It
La nouvelle dimension
Dans l’étroite boutique des horreurs, Benjamin Wallfisch s’est offert, en deux petites années, une place de choix au côté des têtes de gondole, McCreary et Velasquez. Lights Out, le gothique A cure for Wellness ou tout dernièrement Annabelle : Creation, nouvel opus de la saga Conjuring, l’anglais a multiplié les expériences, tout en affirmant, l’air de rien, un style bien singulier. En s’attachant les services du compositeur pour l’adaptation du roman de Stephen King, It, Andres Muschietti assurait ses arrières.
C’était le temps des téléviseurs cathodiques et des enregistrements VHS, passés sous le manteau, en douce, à l’ombre du préau. Malgré une qualité toute relative, le téléfilm It a laissé une trace indélébile dans l’esprit de nombreuses têtes blondes et gagné, au fil des années, ses galons de film générationnel. C’est peu dire que son remake, près de 30 ans plus tard, était attendu de pied ferme. Surfant sur le phénomène Stranger Things, deux acteurs de la série figurant d’ailleurs au casting, on pouvait légitimement craindre le produit prémâché pour un public à la nostalgie maladive.
Les contours du style Wallfisch
Musicalement, ce retour à l’époque du mulet et du Benco se traduit bien souvent par un excès de synthétiseur et de musique électronique. Un chemin que Wallfisch ne souhaite pas franchement emprunter, lui qui désire rendre un véritable hommage aux films Amblin et aux scores orchestraux de sa jeunesse, ceux de Goldsmith, Williams et Silvestri. La jolie ouverture Every 27 years, introduite par la comptine anglaise Oranges and Lemons, permet la mise en place de plusieurs éléments abondamment exploités. D’abord ces deux phrases: « Oranges and lemons, say the bells of St. Clement’s. You owe me five farthings, say the bells of St. Martin’s ». Manipulées, accélérées ou saturées, elles viennent investir les pistes et accompagner les apparitions brutales et traumatisantes de Pennywise (Georgie Meet Pennywise, Egg Boy, Saving Mike, Shape Shifter…).
L’équilibre trouvé entre apports mélodiques et expérimentations sonores donne une vie à la composition et évite à celle-ci de sombrer dans une inconfortable monotonie. Avec Georgie, le frangin au ciré jaune, et Derry, théâtre de l’aventure, la solaire Beverly, seule fille de la bande, est l’autre attraction importante, une fascination et un apaisement pour le groupe, musicalement soulignés par un piano tendre et des nappes chaudes (Beverly, January Embers, Kiss). Dans l’instrumentation et le développement, d’autres morceaux rappellent indéniablement A Cure for Wellness, par l’apport des voix ou l’utilisation du trémolo (Return to Neilbot, He Didn’t Stutter Once, Saving Beverly).

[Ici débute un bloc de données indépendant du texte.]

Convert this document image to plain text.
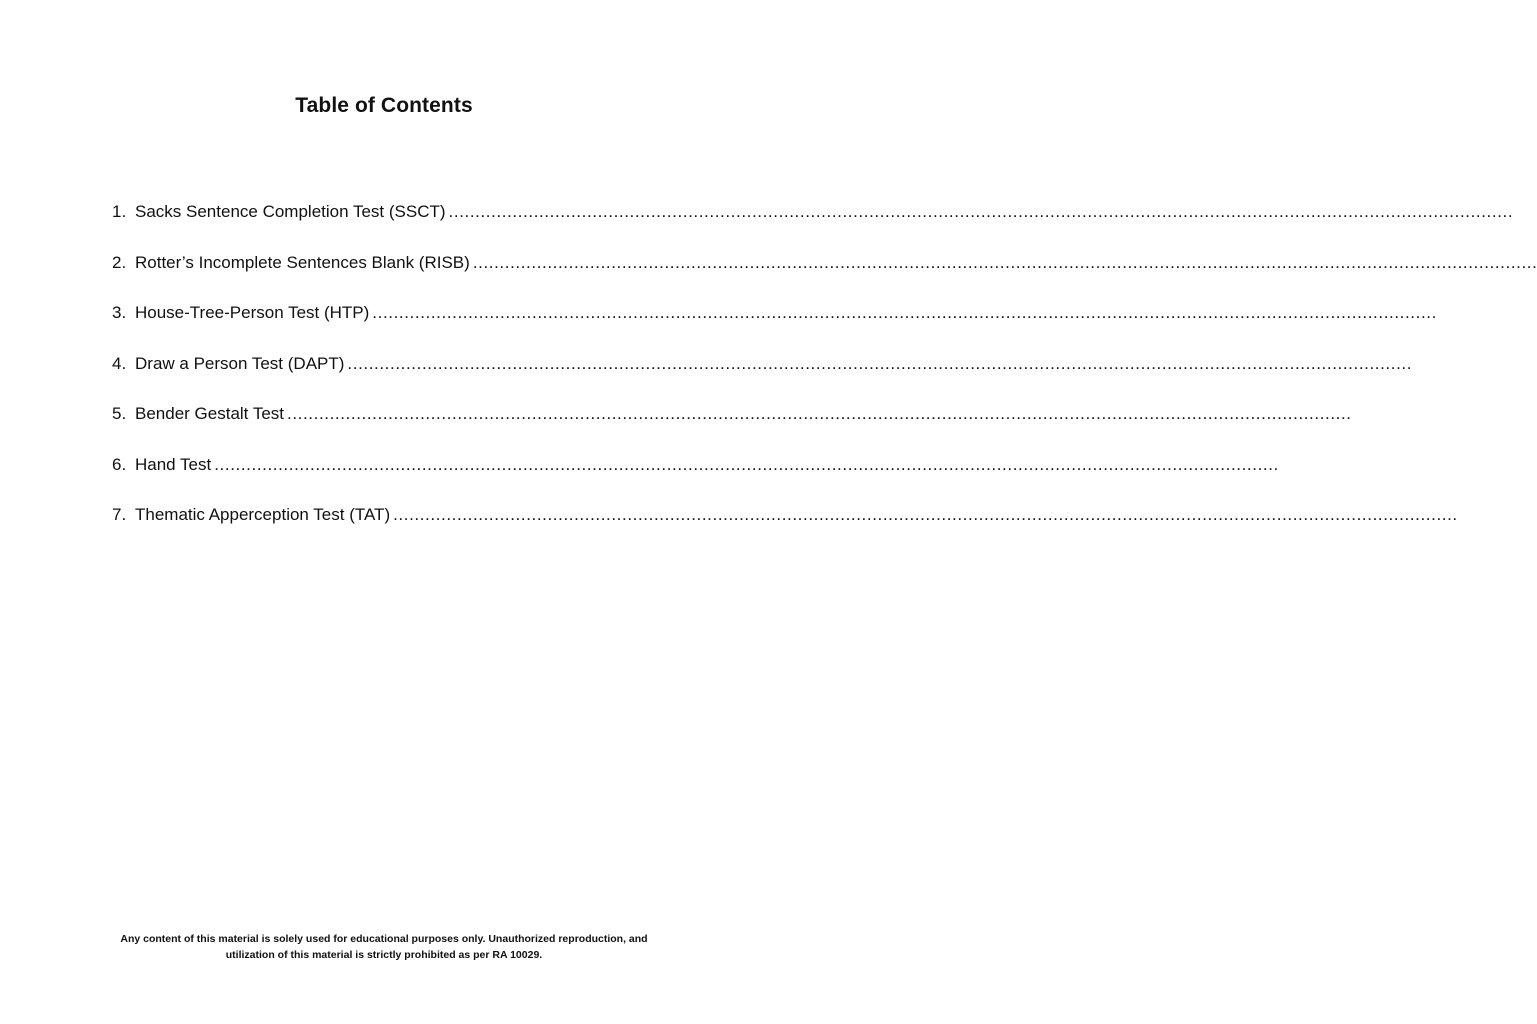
Table of Contents
1. Sacks Sentence Completion Test (SSCT) ........................................................................................................................................................................................................
2. Rotter’s Incomplete Sentences Blank (RISB) ........................................................................................................................................................................................................
3. House-Tree-Person Test (HTP) ........................................................................................................................................................................................................
4. Draw a Person Test (DAPT) ........................................................................................................................................................................................................
5. Bender Gestalt Test ........................................................................................................................................................................................................
6. Hand Test ........................................................................................................................................................................................................
7. Thematic Apperception Test (TAT) ........................................................................................................................................................................................................
Any content of this material is solely used for educational purposes only. Unauthorized reproduction, and
utilization of this material is strictly prohibited as per RA 10029.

Un peu gourmand avec 38 pistes et 87 minutes au compteur, l’album aurait tout de même gagné à être sabré de quelques titres superflus et redondants. Jouant sur des codes maitrisés mais pas toujours très originaux, le compositeur tisse toutefois un score solide dans la lignée de A Cure for Wellness. Moins hypnotique sans doute, moins foutraque aussi, It définit plus clairement les contours du style Wallfisch et confirme la nouvelle aura du musicien de Remote. Pour lui, une bien belle année 2017.
It, bande originale de Benjamin Wallfisch, à retrouver en physique chez Water Tower Music.